—Sí, por favor. —Entré al cubículo y me encontré con una joven mujer de veintinueve años con su largo y lacio cabello negro cayendo sobre un hermoso vestido marfil de estilo princesa—. No puedo prender los botones —se quejó quitando su cabello de la espalda.

Cualquier persona entraría en pánico al ver semejante hilera de botones forrados, algunos enganchados con su cabello, pero yo simplemente tomé aire y comencé a trabajar. Rina no sólo era mi cuñada, sino también una vieja amiga y mi antigua tutora de hebreo.

Siempre me había gustado aprender nuevos idiomas -actualmente hablaba fluidamente cinco y me las arreglaba bastante bien con otros cuatro- y cuando estuve en secundaria me obsesioné con aprender hebreo. Por suerte no tuve que buscar mucho porque e papá tenía un amigo judío cuya hija daba clases en una sinagoga. Y, aunque yo no era judía, aceptó enseñarme lo básico.

Fue así como se conocieron con América. Fue Rina quien le dio valor y libertad a mi hermana.

Mer tenía más o menos mi edad cuando entendió que no podía cambiar lo que era, sin importar cuanto lo intentara. Ella había intentado "ser normal", acallar sus sentimientos saliendo con chicos y desocupar su mente cuidándonos a nosotros y dedicándose completamente a su carrera como chef. Pero yo me daba cuenta de que algo no andaba bien. Cada día que pasaba su sonrisa se volvía más y más falsa, algo en ella se estaba marchitando. Una llama que se convertía en cenizas.

Hasta que llegó Rina con toda su chispa y reavivó la luz dentro de América.

Rina acostumbraba a ir a mi casa a enseñarme. A veces era molesto, con Nacho y Fede dando vueltas por ahí o Manu lanzándole piropos. Pero lo realmente interesante sucedía cuando Mer llegaba y se ponía a cocinar mientras nosotras estudiábamos en la mesa de la cocina. Entonces mi tutora no le sacaba los ojos de encima y Mer lo notaba, lo que la hacía poner de mal humor. Una vez, luego de que Mer nos echara de la cocina por, según ella, hacer demasiado ruido, le pedí a Rina que no incomodara más a Mer.

—Perdón, Cele —me había dicho, con una sonrisa apenada—. Pero es que tu hermana es realmente linda.

Ella tenía razón, Mer era una joven hermosa -lo seguía siendo- con su cabello rubio y dulces ojos marrones como los de mamá, aunque su sentido de la moda siempre había sido descuidado. Tampoco me sorprendió su declaración; con el transcurso de las clases, nos habíamos vuelto buenas amigas y ella no tuvo problemas de admitir que le gustaban las chicas y ella no parecía tener ojos para nadie más que América. Aun así...

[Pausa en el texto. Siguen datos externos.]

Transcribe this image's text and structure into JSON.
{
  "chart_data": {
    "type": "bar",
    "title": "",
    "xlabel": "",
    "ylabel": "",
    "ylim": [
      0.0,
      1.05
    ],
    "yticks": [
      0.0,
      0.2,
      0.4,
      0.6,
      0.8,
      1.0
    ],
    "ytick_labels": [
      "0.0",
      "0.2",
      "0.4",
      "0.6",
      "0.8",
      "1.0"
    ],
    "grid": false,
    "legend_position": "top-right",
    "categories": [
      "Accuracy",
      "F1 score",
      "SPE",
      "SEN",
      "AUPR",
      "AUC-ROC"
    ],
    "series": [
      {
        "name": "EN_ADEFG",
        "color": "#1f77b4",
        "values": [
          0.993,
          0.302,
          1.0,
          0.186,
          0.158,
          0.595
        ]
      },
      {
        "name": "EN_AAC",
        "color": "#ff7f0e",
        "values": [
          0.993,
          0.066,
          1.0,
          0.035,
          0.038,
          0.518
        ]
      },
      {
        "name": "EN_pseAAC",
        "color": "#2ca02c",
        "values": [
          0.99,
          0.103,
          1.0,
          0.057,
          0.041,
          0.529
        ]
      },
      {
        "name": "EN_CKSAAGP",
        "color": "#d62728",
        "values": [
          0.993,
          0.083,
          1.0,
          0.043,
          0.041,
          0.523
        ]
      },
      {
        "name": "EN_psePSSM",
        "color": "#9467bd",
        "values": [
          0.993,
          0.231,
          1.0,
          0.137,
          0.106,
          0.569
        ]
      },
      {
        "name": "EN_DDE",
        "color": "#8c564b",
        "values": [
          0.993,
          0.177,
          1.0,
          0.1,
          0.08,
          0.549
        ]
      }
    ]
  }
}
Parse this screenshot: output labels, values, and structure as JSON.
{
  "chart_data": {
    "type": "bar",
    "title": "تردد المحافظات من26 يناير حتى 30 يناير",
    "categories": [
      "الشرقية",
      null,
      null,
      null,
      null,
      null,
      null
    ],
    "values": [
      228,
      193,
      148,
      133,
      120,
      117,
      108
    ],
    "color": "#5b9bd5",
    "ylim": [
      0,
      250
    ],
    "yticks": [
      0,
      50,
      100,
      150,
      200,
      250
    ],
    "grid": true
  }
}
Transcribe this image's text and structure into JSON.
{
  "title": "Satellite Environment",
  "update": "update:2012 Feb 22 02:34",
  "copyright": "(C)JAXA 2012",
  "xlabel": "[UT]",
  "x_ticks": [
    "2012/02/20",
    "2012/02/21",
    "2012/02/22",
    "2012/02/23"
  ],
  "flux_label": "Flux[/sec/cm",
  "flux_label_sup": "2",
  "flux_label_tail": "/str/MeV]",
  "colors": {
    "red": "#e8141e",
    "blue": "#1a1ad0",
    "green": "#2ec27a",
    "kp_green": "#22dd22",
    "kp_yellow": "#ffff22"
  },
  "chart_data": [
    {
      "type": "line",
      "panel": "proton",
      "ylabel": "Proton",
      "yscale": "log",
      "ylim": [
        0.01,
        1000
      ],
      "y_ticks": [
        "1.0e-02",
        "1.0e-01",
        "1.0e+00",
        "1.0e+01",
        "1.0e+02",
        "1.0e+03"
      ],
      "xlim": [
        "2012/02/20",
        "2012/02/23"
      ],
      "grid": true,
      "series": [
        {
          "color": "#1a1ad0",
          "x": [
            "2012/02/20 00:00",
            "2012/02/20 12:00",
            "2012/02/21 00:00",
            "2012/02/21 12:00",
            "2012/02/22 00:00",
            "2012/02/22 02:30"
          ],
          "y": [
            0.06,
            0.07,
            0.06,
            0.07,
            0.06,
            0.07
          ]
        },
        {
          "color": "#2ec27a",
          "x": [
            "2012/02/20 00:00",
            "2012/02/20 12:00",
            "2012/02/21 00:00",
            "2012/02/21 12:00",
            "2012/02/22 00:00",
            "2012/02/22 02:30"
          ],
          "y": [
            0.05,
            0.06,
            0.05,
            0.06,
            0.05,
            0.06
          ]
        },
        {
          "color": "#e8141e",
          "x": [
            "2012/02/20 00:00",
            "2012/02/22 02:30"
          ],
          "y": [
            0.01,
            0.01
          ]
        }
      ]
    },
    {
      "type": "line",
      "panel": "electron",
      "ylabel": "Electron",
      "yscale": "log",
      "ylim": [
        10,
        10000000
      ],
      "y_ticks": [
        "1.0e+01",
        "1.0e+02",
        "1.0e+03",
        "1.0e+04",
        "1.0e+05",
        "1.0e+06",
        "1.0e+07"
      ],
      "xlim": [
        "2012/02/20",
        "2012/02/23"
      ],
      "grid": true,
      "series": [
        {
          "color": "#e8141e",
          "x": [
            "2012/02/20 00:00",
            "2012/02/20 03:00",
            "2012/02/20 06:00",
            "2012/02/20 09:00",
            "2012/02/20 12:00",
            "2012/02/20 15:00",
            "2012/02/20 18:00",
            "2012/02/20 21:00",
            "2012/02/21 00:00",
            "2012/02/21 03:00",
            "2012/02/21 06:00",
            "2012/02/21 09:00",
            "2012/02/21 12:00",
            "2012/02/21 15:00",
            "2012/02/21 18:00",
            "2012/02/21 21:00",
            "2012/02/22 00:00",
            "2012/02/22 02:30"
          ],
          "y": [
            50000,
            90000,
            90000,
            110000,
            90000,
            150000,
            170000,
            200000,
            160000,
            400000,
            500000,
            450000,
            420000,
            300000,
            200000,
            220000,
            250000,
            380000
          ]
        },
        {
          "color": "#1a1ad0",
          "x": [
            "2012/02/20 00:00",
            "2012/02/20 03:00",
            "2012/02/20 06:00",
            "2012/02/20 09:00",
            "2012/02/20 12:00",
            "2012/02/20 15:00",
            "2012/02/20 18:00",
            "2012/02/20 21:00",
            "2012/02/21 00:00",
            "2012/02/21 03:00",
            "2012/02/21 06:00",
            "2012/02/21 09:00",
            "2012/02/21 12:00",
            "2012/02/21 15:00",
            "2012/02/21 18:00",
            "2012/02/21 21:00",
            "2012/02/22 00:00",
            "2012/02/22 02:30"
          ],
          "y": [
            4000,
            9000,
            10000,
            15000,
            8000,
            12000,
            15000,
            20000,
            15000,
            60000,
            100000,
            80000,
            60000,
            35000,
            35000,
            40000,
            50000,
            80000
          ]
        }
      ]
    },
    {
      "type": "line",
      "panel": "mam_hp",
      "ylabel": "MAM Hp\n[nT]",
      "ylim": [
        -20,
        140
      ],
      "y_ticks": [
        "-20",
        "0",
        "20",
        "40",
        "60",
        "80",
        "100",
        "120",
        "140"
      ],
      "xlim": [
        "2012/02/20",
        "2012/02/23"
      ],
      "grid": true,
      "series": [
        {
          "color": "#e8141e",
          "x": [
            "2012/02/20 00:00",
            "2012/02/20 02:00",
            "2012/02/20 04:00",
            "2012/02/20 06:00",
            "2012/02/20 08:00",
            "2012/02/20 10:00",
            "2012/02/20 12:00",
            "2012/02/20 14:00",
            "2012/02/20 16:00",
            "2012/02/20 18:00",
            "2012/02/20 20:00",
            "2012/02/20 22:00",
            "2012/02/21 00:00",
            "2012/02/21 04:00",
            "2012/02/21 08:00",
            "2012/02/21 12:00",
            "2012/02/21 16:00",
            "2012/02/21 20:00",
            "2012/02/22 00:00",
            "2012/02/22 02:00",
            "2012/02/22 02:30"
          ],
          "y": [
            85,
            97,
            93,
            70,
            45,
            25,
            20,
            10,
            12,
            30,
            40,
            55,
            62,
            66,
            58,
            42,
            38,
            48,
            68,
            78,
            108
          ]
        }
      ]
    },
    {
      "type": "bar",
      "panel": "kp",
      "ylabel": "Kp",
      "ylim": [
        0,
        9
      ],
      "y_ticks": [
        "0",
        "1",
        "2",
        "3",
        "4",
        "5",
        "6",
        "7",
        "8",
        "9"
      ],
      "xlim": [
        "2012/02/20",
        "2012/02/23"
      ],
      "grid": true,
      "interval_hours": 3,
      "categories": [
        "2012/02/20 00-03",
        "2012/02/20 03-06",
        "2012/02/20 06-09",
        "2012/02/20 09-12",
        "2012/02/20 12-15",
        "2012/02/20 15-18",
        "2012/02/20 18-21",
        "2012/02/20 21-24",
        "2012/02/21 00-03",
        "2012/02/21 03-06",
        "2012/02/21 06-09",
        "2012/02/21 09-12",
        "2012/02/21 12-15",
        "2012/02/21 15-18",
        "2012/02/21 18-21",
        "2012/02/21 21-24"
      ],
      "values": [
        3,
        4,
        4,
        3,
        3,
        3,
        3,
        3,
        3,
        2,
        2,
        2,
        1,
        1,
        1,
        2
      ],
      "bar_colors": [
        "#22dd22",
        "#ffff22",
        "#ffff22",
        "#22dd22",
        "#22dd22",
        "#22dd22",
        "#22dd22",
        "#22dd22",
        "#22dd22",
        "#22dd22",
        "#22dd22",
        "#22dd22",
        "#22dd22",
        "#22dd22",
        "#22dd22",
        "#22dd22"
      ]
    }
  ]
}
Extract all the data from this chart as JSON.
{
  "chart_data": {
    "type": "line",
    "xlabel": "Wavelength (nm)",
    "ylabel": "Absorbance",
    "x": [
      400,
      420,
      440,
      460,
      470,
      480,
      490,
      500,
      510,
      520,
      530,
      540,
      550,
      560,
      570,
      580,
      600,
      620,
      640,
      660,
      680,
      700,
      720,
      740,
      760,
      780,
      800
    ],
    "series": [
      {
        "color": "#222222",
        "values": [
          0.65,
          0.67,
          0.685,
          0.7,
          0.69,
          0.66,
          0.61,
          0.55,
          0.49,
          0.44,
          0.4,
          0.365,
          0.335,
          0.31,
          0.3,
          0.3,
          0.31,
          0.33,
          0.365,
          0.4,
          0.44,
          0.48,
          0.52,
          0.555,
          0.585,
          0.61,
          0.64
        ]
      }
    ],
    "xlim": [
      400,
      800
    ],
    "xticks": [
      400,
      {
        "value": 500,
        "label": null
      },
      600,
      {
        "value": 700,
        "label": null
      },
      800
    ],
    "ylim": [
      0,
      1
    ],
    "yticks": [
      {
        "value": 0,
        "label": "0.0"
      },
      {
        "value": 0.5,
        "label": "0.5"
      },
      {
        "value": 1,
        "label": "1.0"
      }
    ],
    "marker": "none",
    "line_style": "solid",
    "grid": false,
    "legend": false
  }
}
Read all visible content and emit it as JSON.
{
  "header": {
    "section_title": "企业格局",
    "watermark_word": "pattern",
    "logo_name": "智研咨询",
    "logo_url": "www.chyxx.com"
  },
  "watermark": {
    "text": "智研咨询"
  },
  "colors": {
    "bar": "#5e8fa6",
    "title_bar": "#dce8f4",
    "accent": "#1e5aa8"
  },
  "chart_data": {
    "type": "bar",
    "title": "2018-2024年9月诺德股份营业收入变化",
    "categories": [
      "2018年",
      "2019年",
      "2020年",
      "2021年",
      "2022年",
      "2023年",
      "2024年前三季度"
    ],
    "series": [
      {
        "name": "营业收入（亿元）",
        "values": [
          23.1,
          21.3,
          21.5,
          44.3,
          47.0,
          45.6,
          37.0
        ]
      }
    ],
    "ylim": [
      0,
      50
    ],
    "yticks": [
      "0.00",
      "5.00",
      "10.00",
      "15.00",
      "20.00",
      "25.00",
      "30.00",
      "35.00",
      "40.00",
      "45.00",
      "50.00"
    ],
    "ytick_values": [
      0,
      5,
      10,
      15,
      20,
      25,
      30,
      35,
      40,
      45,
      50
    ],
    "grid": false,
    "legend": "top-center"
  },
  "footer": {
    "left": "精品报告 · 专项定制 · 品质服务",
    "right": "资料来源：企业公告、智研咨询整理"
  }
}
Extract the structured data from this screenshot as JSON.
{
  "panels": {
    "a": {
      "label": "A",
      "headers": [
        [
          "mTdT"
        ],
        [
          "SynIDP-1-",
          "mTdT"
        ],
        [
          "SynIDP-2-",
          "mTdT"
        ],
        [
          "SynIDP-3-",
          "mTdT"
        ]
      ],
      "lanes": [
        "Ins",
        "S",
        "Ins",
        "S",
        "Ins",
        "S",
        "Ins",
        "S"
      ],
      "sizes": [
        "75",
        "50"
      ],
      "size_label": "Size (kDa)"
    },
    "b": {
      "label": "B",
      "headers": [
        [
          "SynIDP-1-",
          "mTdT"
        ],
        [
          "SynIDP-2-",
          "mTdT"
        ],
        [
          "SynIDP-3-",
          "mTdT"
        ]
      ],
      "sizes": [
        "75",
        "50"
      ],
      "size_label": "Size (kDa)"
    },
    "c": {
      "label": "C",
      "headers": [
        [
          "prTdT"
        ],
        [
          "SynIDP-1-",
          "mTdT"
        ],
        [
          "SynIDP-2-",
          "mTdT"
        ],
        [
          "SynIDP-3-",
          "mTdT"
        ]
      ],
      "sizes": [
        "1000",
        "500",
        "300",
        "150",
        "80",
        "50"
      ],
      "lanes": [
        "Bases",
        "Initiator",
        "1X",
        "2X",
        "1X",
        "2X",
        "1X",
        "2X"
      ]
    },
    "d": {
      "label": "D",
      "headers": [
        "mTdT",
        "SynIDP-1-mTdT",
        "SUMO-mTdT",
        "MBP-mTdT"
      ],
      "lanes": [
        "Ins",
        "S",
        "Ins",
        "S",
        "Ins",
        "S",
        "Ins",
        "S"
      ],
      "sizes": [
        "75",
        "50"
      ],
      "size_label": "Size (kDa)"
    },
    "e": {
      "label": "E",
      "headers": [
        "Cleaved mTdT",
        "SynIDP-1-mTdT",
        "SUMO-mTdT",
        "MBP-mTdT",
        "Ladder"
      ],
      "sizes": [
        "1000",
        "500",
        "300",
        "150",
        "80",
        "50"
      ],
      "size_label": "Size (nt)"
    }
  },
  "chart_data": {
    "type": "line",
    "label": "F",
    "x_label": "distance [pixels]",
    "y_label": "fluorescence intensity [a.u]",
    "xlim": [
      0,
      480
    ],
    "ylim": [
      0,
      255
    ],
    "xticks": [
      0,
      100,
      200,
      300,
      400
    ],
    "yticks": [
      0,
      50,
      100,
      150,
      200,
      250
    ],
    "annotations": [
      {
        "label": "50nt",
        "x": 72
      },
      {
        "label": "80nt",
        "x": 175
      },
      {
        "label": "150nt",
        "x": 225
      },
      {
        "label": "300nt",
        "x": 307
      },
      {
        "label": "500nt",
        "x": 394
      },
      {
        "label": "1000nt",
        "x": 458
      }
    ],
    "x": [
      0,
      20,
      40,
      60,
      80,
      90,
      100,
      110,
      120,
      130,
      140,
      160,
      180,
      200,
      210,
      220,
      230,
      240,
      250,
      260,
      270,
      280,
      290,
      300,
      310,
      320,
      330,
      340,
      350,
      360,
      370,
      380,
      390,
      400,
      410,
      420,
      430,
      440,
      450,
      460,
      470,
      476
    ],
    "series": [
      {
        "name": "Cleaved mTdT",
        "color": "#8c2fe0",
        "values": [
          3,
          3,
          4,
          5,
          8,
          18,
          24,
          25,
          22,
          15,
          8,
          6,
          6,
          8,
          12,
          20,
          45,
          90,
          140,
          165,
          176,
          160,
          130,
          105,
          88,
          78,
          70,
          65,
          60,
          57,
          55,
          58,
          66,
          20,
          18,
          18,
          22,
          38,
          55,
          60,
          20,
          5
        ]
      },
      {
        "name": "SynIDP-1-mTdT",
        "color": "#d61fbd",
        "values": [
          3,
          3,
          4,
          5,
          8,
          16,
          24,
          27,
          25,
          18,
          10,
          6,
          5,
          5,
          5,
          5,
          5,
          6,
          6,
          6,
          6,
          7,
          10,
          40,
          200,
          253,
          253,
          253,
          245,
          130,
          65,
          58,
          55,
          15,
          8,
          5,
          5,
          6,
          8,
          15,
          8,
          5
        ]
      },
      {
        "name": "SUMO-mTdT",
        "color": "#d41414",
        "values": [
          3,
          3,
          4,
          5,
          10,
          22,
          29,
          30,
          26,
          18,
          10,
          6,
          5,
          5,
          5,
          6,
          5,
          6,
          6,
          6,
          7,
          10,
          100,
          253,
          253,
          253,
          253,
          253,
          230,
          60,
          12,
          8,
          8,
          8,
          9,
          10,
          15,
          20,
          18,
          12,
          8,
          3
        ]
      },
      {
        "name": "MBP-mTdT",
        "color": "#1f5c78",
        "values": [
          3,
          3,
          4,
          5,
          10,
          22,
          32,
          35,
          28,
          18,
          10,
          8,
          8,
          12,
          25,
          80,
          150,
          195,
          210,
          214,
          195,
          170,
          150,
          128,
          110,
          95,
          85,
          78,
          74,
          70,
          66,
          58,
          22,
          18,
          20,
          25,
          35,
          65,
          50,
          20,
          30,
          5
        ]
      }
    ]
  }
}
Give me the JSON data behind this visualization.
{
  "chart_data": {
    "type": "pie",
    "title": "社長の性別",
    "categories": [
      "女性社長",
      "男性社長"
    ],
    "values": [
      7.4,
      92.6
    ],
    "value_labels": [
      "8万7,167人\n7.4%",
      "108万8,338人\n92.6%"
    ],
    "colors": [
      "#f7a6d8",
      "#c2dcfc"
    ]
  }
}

—Pero tratá de no hacer esas cosas que no le gustan a Mer —la regañé.

Sin embargo, Rina había visto algo que yo no. No era disgusto lo que sentía Mer hacia ella, era miedo... y algo más.

Tiempo después de que terminaran mis clases de hebreo, llegué a casa algo más temprano que mis hermanos y encontré a Rina cómodamente sentada en el sillón de la sala con el control de la TV en mano.

—Che, Mer, no encuentro nada decente que ver —se estaba quejando mi antigua maestra. Ella es bastante quejosa.

—Eso es porque no dejas de hacer zaping —llegó Mer desde la cocina con un equipo de mate—, así no vas a saber qué...

Y entonces repararon en mí.

América casi dejó caer el termo, pero yo sólo alcé una ceja a modo de interrogación. Como ninguna dijo nada, continué mi camino hacia mi habitación.

—Ya estoy en casa. Hola, Rina —dije simplemente al cruzar por detrás del sofá.

—Hola, Cele. Tanto tiempo —me saludó con una sonrisa y los cachetes colorados.